Historically, effective treatments have come from unexpected places. The first remissions of cancer were from Mustargen, originally used in chemical warfare. Bone marrow transplant research, now used to cure leukemias, was funded by the United States Defense Department, which was primarily interested in treating potential radiation exposures from nuclear war. Cisplatin, the drug that in combination cures testis cancer, was originally developed as an antibiotic. Tamoxifen, one of our best anti-estrogens for breast cancer, was originally developed as a birth-control pill. A gene mutated in colon-cancer families and described by investigators in Baltimore sounded to a researcher in Boston like a gene he was working on in yeasts. He used the yeast gene to identify the human gene, and now we have a diagnostic test to identify those members of colon-cancer families that inherited the risk of colon cancer.
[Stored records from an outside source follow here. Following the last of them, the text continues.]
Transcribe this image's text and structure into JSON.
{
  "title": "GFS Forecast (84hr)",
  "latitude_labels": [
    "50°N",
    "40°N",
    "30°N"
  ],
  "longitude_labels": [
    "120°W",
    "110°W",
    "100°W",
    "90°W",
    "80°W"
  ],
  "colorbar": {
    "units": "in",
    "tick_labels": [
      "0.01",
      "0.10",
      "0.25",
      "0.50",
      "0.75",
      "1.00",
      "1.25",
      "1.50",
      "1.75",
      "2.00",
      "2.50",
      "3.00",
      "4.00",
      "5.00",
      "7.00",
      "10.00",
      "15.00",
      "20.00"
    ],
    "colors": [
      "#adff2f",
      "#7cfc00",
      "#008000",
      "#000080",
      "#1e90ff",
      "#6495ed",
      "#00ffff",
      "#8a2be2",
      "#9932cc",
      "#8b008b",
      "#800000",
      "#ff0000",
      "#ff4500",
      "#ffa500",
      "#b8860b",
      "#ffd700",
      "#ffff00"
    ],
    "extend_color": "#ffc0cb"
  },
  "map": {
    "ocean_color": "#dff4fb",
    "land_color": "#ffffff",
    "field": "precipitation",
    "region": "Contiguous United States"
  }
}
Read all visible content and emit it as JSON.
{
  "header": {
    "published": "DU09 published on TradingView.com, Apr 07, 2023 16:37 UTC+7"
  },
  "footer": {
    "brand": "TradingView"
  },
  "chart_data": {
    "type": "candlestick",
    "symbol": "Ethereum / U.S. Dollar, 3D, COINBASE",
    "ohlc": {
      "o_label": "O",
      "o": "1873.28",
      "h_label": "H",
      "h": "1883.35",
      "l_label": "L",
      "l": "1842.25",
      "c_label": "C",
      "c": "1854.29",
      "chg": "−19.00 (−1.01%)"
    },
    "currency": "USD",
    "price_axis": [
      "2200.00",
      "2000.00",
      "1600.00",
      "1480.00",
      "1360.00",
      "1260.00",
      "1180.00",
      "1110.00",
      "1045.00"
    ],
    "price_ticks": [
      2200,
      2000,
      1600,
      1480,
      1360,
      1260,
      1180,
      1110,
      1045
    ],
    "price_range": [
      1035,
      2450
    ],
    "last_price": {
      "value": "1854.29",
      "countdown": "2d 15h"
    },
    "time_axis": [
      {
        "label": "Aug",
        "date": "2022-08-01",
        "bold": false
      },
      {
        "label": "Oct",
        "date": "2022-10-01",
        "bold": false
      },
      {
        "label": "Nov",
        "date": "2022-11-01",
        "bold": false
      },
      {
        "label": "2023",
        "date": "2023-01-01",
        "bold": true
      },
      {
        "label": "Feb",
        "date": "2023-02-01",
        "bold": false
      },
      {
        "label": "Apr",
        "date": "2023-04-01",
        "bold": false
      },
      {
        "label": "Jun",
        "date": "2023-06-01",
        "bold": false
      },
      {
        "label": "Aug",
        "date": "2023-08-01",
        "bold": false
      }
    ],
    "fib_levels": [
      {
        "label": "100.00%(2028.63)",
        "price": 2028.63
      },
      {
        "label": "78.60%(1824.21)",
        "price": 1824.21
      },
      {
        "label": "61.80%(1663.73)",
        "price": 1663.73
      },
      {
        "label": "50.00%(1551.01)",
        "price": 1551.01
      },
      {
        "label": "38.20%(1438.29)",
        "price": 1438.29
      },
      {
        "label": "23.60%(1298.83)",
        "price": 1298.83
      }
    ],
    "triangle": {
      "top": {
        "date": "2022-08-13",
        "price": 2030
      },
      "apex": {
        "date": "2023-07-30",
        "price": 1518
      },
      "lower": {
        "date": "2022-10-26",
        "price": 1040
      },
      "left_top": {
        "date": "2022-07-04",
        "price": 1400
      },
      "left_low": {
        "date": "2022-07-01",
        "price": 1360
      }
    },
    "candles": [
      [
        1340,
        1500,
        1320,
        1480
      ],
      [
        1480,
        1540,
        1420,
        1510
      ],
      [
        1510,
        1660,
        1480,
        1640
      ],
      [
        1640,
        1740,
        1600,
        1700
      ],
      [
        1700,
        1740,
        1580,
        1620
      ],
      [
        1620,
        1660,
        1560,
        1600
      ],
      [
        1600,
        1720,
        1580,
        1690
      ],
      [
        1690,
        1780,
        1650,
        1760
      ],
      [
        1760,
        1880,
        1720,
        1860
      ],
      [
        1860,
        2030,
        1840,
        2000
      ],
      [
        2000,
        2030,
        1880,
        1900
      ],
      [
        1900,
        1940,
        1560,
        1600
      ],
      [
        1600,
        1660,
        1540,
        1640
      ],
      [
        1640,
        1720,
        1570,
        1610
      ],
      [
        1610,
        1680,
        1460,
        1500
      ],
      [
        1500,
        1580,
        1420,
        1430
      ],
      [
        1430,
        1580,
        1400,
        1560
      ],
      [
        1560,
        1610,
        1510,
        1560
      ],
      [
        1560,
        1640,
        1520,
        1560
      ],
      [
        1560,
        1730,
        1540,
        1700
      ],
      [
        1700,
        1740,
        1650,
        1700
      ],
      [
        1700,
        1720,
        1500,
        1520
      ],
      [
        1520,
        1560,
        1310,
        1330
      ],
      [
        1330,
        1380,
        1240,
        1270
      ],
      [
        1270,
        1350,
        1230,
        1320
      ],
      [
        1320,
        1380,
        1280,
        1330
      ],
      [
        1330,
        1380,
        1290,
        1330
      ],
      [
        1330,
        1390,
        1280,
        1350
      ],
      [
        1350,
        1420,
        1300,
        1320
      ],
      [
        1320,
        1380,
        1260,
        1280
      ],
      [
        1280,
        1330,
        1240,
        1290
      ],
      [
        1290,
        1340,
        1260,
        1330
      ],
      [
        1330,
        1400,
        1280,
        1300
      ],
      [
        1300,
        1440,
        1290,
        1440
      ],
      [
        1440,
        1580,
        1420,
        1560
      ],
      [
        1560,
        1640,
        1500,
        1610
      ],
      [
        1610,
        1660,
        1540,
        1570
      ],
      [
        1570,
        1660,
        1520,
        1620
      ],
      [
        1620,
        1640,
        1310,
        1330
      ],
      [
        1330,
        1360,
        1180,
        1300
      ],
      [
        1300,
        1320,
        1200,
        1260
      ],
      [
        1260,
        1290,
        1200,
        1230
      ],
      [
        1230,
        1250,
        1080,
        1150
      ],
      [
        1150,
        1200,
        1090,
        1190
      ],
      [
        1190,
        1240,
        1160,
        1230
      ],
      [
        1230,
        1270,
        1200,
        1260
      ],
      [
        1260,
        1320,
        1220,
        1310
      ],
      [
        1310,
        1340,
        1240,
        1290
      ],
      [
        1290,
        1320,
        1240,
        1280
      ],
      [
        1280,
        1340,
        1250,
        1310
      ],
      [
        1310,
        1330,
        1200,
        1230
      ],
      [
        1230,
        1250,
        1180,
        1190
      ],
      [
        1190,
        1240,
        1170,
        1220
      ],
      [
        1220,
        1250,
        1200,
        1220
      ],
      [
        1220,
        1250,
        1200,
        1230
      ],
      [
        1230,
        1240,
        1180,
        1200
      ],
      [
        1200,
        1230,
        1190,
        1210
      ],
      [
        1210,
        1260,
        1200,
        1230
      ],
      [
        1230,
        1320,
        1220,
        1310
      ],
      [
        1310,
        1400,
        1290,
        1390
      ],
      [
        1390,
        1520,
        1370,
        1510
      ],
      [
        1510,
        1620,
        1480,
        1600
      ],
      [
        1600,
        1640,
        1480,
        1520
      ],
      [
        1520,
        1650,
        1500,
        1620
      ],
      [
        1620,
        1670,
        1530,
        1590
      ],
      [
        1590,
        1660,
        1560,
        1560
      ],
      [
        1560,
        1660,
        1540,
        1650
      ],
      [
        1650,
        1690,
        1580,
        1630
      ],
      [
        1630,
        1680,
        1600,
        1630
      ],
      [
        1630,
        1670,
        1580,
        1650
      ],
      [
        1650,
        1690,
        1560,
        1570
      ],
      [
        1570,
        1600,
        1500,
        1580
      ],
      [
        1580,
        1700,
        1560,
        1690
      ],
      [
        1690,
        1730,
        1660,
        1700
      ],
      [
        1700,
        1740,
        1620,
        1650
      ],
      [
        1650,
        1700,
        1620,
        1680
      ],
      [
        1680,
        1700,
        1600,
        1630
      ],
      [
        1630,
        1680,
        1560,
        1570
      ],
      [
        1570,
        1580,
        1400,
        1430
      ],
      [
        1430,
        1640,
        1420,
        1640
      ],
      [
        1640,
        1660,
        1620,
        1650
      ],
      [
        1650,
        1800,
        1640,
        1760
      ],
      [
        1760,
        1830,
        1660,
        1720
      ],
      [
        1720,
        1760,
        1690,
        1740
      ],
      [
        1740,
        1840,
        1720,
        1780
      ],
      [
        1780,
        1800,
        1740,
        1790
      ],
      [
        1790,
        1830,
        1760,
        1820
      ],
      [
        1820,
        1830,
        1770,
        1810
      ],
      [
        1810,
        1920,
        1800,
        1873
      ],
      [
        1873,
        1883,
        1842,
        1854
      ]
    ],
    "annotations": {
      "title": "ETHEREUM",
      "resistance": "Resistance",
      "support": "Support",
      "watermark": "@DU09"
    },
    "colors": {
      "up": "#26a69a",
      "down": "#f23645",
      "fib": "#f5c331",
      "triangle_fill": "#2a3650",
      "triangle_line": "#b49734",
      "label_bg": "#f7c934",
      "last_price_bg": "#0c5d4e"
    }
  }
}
Another caveat: 25 to 50 percent of current US cancer deaths are preventable with what we already know. Many patients with Medicare (who have full health insurance) don't get mammograms or colon cancer screening. If you're 50 years old, you should be screened for breast and colon cancer, and perhaps prostate cancer. Thirty percent--not even half--of Medicare patients with colon cancer get adjuvant chemotherapy that's known to be curative.


In summary, the gains in fighting cancer are real, if modest. The decrease in mortality is 7 to 8 percent since 1992, but mortality continues to fall and the rate of decline appears to be accelerating. The path from the lab to the clinic is longer than the press and the public appreciates. Twenty years elapsed between the laboratory discovery of monoclonal antibodies and the creation of one that was clinically useful. We've known about the p53 gene for about 23 years, and we're just evaluating it as a target of therapy now.


Molecular diagnostics are already available; therapeutics are coming. But certainly don't discount serendipity.